3. Some installations will have a need for a medium velocity production batch because they have some "hogs" that they want to run lower than all other batch. In that case, you'd define PRDBATMD as the default for the production jobclasses, and specifically assign those jobs to the PRDBATLO service class. In order to keep the PRDBATMD slightly above the PRDBATLO service class, you can set a low velocity goal of 5% to PRDBATMD and leave PRDBATLO as discretionary. When WLM needs to steal resources, it will look at the discretionary work first. 
4. If you have problems with quickly starting your online system in the middle of the day after an unscheduled down, consider this suggestion from Gary Hall of Washington Systems Center. He suggests defining a two period service class for these regions with the first period long enough to complete initialization and set with a very high velocity goal. Second period would then run at the normal velocity for your online region. 
5. DB2 is a very resource intensive subsystem and some installations will want to keep DB2 in its own service class. It will need to be set up in a service class with a velocity goal. Remember that much of the DB2 activity is reflected in the caller's address space (CPU time and paging). In SP 5.2 and DB2 V4 (with the Distributed Data Facility, DDF), users can set response goals for distributed DB2 transactions. 
SUMMARY 

I've just described a service policy that can get you started into goal mode. Just remember the original concept of "keep it simple," and you'll find your migration will be easy and produce a very usable service policy.

BIBLIOGRAPHY 

Basics: 

IBM, "MVS/ESA Planning: Workload Management," GC28-1493. 

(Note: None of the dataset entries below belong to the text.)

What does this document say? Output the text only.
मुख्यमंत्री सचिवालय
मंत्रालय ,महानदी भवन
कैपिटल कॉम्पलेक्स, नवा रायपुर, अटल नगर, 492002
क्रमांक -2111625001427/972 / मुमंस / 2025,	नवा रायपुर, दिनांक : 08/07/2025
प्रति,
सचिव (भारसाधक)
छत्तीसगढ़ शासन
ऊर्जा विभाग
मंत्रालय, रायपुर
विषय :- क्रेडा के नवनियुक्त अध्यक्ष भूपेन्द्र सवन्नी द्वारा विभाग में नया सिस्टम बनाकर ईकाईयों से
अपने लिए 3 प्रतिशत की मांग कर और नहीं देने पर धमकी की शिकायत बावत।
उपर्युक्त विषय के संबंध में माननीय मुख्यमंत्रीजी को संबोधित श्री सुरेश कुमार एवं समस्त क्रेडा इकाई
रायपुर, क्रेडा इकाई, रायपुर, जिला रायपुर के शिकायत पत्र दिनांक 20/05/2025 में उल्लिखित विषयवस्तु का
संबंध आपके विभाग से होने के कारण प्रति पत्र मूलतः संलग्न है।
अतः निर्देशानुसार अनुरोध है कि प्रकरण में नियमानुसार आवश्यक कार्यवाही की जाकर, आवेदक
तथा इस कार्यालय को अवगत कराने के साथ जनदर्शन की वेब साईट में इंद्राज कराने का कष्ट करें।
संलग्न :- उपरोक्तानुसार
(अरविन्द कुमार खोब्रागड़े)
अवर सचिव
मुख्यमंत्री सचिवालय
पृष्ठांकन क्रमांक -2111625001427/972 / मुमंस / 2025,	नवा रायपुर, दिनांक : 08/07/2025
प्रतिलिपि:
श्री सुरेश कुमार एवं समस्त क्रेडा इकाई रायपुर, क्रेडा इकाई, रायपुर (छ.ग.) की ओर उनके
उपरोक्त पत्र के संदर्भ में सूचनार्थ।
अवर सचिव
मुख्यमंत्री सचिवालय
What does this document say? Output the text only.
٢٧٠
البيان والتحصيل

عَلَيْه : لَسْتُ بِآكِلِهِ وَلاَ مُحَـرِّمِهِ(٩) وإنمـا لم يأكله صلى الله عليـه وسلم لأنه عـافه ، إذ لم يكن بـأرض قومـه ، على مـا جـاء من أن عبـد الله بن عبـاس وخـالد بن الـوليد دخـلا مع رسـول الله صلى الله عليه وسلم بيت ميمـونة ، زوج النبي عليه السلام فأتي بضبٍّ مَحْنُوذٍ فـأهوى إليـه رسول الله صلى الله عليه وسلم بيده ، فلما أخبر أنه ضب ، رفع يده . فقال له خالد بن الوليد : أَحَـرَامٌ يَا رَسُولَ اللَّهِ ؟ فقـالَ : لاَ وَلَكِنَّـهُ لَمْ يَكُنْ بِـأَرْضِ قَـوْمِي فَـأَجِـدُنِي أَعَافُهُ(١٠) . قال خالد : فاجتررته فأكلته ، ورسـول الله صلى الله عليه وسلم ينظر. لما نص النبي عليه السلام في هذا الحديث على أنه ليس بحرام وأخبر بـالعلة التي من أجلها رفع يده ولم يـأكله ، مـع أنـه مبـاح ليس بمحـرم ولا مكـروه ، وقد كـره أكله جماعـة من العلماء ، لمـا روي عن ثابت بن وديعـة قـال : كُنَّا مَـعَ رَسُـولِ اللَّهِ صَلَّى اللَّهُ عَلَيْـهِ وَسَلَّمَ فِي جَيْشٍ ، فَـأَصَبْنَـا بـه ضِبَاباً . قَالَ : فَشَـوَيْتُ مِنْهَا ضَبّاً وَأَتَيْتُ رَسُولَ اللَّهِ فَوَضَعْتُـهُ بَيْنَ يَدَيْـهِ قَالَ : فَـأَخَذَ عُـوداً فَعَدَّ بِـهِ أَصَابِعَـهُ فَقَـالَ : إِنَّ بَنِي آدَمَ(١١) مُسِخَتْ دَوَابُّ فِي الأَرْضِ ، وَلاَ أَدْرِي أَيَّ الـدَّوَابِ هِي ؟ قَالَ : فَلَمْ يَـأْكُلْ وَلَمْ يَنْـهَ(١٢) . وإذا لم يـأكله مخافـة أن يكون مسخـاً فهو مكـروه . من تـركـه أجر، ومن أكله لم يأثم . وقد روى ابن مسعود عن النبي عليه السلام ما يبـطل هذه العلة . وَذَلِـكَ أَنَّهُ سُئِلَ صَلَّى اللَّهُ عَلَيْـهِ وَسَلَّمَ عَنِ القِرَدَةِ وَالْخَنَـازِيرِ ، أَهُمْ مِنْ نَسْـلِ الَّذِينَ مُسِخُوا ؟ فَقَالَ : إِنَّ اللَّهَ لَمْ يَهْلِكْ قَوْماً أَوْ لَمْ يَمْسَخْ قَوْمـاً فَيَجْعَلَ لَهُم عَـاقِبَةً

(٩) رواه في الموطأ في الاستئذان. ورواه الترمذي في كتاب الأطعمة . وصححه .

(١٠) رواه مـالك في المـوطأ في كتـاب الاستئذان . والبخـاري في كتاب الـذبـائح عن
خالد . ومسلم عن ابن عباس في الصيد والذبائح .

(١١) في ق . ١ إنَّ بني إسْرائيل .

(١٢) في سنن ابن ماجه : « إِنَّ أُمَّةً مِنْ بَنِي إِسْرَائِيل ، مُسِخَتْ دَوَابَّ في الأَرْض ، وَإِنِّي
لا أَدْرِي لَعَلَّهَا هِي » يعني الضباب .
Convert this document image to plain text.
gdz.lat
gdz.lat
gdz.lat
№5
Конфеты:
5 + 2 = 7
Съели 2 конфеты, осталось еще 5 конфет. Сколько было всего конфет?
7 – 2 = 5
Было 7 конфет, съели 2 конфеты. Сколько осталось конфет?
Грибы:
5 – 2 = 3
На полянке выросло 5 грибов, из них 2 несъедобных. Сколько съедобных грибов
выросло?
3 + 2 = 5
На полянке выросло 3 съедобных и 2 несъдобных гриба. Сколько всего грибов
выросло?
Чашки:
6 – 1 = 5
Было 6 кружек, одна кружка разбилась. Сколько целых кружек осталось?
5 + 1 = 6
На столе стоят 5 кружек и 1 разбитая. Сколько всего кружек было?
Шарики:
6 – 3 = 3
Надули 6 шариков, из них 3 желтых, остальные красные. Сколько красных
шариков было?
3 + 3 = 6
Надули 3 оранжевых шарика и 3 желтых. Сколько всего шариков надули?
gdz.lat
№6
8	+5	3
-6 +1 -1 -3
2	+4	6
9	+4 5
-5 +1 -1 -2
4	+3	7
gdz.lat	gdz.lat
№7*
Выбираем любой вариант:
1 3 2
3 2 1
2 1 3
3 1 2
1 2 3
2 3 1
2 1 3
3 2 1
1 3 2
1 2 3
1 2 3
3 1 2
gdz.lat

C. Watson, "WLM Goal Mode," Cheryl Watson's TUNING Letter, March/April 1995. 

P. Enrico and E. Berkel, "Effective Use of MVS WLM Controls," Cheryl Watson's TUNING Letter, March/ April 1995 and CMG Trans. 87, 21-38 (1995). 

For further reading: 

C. Watson, "WLM Classification," "A Quickstart Policy," and "WLM Measurements," Cheryl Watson's TUNING Letter, May/June 1995. 

C. Watson, "How to Set Velocities," Cheryl Watson's TUNING Letter, 1996, #3. 

IBM, "WLM Performance Studies," GG24-4352.